Personal details
- Born: Joginder Singh Boparai Kalan, Ludhiana, Punjab
- Known for: Popular in Nihang circles, jathedar claimant

= Akali Joginder Singh =

Joginder Singh, or Baba Joginder Singh is a popular Akali-Nihang and is a popular figure amongst the Nihang Dals. He was born in Boparai Kalan, Ludhiana.

==Personal life==
Baba Joginder Singh was born in the Boparai Kalan village of the Ludhiana district. This region of western Ludhiana has been heavily influenced by Sikhi since the times of the travels of Guru Hargobind Sahib and Guru Gobind Singh.

Nihang Dals, Damdami Taksal, and the Nanaksar Kaleran sect along with other groups have had a great impact in this area. The village of Raqba for instant had been visited by Guru Hargobind Sahib and the specific spot where they had rested had a Gurdwara build on top it. This Gurdwara since has been run Budha Dal to maintain the history.

Due to the rich history and the close proximity of the village and Gurdwara, Baba Joginder Singh would often stay at the gurdwara and do seva for hours while also learning Sikh scriptures. This would lead to the enrolling of Baba Joginder Singh into the Budha Dal.

Baba Ji studied with Damdami Taksal under the guidance of Sant Niranjan Singh 'Vaid Ji', a student of Sant Gurbachan Singh Bhindranwale at Gurdwara Sri Sachkhand Sahib, Boparai Kalan.

For most of their life, Baba Joginder Singh has been at Gurdwara Damdama Sahib (Raqba) handling the maintenance and doing seva for the sangat.

==Jathedari==
When Akali Surjit Singh was imprisoned alongside 22 other Nihangs in 2009, Baba Joginder Singh was put in control as an acting Jathedar of the Budha Dal to handle the Budha Dal while Baba Surjit Singh was in jail.

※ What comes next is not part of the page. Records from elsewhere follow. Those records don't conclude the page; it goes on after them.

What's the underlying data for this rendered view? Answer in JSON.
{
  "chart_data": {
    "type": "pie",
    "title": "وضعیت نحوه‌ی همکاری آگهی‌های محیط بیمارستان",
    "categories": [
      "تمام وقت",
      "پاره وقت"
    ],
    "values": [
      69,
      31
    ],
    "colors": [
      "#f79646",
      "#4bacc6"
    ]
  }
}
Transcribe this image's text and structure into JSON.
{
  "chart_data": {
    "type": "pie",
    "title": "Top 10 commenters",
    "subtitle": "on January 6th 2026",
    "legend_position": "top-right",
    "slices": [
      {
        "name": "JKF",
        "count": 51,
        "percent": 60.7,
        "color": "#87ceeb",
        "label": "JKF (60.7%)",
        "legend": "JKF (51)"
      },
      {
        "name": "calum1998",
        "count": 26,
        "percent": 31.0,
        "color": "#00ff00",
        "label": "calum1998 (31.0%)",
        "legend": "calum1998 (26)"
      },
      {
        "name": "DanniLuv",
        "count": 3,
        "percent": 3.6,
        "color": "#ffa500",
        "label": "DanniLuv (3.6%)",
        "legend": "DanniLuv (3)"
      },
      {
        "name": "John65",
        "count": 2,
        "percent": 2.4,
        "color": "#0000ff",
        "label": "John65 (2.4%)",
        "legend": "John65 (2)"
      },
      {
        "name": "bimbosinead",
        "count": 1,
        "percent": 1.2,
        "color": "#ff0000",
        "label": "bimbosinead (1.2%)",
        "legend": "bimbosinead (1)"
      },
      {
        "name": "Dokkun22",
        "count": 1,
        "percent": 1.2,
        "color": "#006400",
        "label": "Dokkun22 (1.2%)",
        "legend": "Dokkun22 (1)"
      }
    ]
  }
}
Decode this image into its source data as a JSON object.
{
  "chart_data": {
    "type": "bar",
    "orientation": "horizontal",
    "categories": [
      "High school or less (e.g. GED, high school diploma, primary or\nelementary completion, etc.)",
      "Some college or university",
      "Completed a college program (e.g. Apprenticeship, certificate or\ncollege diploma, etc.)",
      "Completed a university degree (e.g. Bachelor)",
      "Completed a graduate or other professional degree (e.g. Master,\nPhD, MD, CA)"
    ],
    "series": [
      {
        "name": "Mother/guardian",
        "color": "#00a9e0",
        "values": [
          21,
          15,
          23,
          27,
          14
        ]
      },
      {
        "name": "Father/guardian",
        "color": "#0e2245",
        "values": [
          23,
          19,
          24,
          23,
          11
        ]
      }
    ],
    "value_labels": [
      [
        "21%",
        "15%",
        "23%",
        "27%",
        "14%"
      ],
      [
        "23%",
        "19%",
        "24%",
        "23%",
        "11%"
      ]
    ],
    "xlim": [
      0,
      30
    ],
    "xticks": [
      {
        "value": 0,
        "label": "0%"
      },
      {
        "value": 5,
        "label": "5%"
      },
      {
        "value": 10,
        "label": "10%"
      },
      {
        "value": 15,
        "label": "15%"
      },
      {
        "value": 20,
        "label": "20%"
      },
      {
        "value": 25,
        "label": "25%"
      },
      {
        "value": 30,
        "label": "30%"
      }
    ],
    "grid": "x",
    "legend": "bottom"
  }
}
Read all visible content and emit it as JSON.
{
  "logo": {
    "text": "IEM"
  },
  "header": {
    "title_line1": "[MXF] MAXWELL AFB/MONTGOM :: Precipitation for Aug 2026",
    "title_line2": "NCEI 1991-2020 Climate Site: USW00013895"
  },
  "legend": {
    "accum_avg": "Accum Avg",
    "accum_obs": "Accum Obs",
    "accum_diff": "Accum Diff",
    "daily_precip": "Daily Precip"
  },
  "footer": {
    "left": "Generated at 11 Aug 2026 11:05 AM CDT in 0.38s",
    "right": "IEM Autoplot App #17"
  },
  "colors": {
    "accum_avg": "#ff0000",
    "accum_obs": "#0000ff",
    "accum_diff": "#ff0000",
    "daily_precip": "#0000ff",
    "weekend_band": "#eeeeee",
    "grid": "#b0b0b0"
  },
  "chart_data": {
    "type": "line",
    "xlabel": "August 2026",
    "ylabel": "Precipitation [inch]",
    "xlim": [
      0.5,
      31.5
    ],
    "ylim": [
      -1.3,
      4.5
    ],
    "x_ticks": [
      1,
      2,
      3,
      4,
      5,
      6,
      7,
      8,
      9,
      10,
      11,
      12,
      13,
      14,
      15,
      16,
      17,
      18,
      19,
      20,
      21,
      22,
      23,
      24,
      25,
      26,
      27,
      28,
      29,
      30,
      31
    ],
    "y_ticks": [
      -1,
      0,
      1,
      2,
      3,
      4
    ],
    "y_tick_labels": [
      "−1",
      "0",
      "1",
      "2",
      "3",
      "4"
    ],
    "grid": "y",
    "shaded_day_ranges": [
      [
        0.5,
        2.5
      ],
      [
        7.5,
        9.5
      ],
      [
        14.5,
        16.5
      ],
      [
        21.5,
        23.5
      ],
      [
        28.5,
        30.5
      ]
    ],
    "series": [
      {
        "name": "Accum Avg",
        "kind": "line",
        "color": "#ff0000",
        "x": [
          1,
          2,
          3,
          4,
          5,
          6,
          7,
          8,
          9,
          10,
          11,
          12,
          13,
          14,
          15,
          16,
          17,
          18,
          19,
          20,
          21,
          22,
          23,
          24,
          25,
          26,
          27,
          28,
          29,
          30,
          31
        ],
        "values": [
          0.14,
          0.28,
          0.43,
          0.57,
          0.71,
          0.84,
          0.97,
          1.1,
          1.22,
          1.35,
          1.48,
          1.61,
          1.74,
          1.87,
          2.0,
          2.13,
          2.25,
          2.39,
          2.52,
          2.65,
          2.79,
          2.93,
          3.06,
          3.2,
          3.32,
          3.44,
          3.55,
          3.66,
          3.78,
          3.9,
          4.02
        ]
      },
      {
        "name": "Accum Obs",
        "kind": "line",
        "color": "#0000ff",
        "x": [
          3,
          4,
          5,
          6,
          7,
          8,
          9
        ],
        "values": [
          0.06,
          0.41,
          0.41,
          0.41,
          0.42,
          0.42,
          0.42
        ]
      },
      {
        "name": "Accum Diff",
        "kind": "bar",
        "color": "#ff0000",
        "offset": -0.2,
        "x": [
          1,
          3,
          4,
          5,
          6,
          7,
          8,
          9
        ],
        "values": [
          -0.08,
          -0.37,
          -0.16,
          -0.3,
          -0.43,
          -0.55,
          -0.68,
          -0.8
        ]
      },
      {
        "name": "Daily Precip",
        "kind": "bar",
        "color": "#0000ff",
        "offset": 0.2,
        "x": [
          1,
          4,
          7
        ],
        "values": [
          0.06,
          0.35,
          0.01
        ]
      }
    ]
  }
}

There is no document confirming that Surjit Singh had ever been made Jathedar, as Jathedar Santa Singh openly stated that Balbir Singh would be the next Jathedar.

In September 2014 when Akali Surjit Singh died at the age of 69, Baba Joginder Singh was one of the many prominent names of whom might be chosen as the successor. Baba Surjit Singh is said to have chosen for Baba Joginder Singh to be the next Jathedar after his death. However, Baba Joginder Singh was in the UK during that time. Baba Prem Singh was chosen to be Jathedar at Baba Surjit Singh’s funeral. However, this is disputed by some Nihang Singhs of the Budha Dal.

In 2007, Nihangs attacked Jathedar Balbir Singh's family and killed his father, two sons and nephew. Later, in 2015, it was agreed by Prem Singh, Joginder Singh and other Dals that Balbir Singh was Jathedar, they all tied a "Farla" on Balbir Singh for this purpose.